QFest is also even more remarkable because it is a QUEER film festival for the Midwest! To have this festival here in St. Louis is an achievement and a privledge that still isn’t afforded to a lot of the country especially here in “Real-America.” Remember, it wasn’t that long ago that you could be fined or jailed for receiving queer literature and magazines in your own mail box.

 

We hope you’ll join us in helping build this festival into a major screening event for future queer filmmakers and artists and we invite you to come out this weekend and enjoy a truly amazing collection of queer films.

 

Artists will continue to create their work no matter where they are or what kind of political climate exists but only YOU can demand that they continue to bring their work here to our city and to our community.

 

That’s Amore!

 

Italian superstars rehash the bisexual love triangle in Different From Whom? and some dysfunctional family drama in Loose Cannons.  

 

The last two Vital VOICE reviews highlight the only foreign films included in this year’s festival.
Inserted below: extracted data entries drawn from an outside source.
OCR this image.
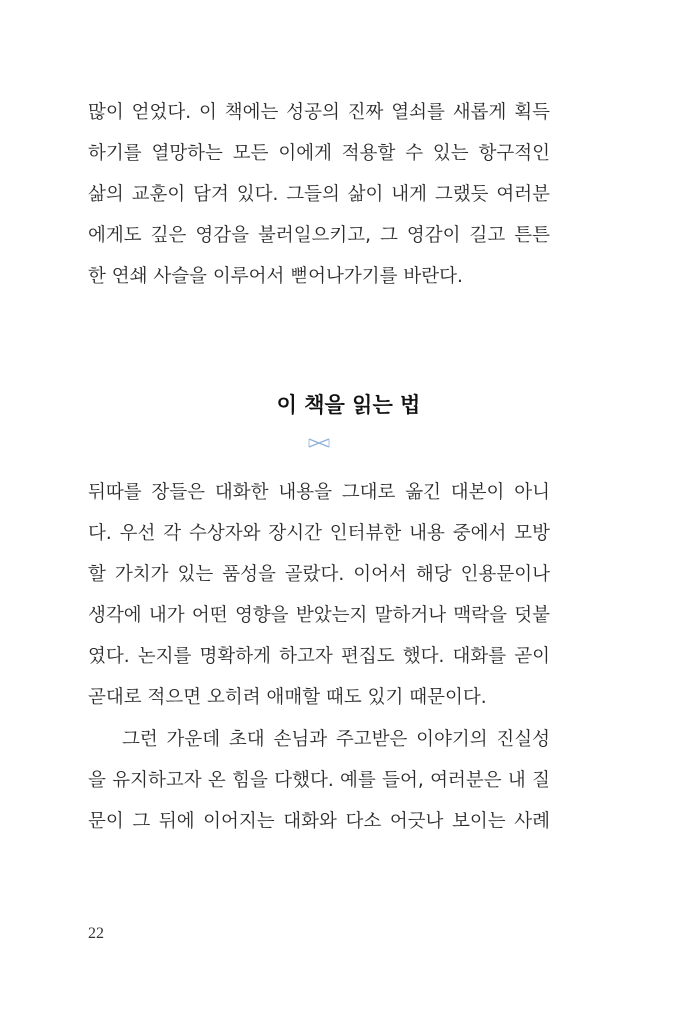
많이 얻었다. 이 책에는 성공의 진짜 열쇠를 새롭게 획득
하기를 열망하는 모든 이에게 적용할 수 있는 항구적인
삶의 교훈이 담겨 있다. 그들의 삶이 내게 그랬듯 여러분
에게도 깊은 영감을 불러일으키고, 그 영감이 길고 튼튼
한 연쇄 사슬을 이루어서 뻗어나가기를 바란다.
이 책을 읽는 법
뒤따를 장들은 대화한 내용을 그대로 옮긴 대본이 아니
다. 우선 각 수상자와 장시간 인터뷰한 내용 중에서 모방
할 가치가 있는 품성을 골랐다. 이어서 해당 인용문이나
생각에 내가 어떤 영향을 받았는지 말하거나 맥락을 덧붙
였다. 논지를 명확하게 하고자 편집도 했다. 대화를 곧이
곧대로 적으면 오히려 애매할 때도 있기 때문이다.
그런 가운데 초대 손님과 주고받은 이야기의 진실성
을 유지하고자 온 힘을 다했다. 예를 들어, 여러분은 내 질
문이 그 뒤에 이어지는 대화와 다소 어긋나 보이는 사례
22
First up, Italian director Umberto Carteni’s bisexual love triangle Different From Whom?

 

The bisexual triangle plot line isn’t new (Object of My Affection, Next Best Thing, Chasing Amy) but Carteni’s production gives it a fresh, Italian perspective with gay protaganist Piero played by Italian heart throb Luca Argentero. Piero is an idealistic and openly gay politician in his conservative Italian city. The old guard within his leftist party push him into the mayoral race with running mate Adele, the party’s more conservative, family-focused member. The two immediately butt heads at every turn but an underlying sexual tension pushes the two into a sexual relationship despite Piero’s relationship with partner Remo.

 

The film plays up the love triangle for comedic relief and in the end these characters find their happiness in a new kind of family structure. It’s interesting to think if this same movie could be made here by a major studio with major American stars. I say, yes only because the movie still relies heavily on the traditional straight male-female romantic comedy formula and it tries to appease everyone with its “happy-ending”.

 

Watch this film because even though the characters are archetypes you will still enjoy them and because it will make you wish more American studios would lease out our “straight” stars for more queer story lines.

 

Our second Italian film is dysfunctional family drama Loose Cannons. The film comes from Turkish-Italian director Ferzan Ozpetek who brings to life the wildly dysfunctional Cantones family, a successful family of pasta makers from the southern Italian town of Lecce. Youngest son Tommaso has returned home after finishing school in Rome with plans to come out to his family in hopes that they’ll disown him and free him from the family business. But when his older brother beats him to the punch, Tommaso finds himself stuck picking up the pieces for his outrageous and shameless relatives.

 

If you’re a fan of Italian film you’ll appreciate the comedy and family drama of Loose Cannons. The Cantones embody an Italian family caught between tradition and progress. Tommaso’s sexuality is the start of this conflict but along they way we’re also given a glimpse into the changing roles and expectations of Italian women as well as a look into chauvinist mindset of Tommaso’s father who expects his family to adhere to traditional values while he himself shamelessly enjoys his mistress in front of his wife.

 

The film is genuinely funny and even heart-warming as we see the Cantones reflecting on their lives and the choices they’ve made. In the end, they discover that happiness can be fleeting but that’s no excuse to not revel in every moment of it.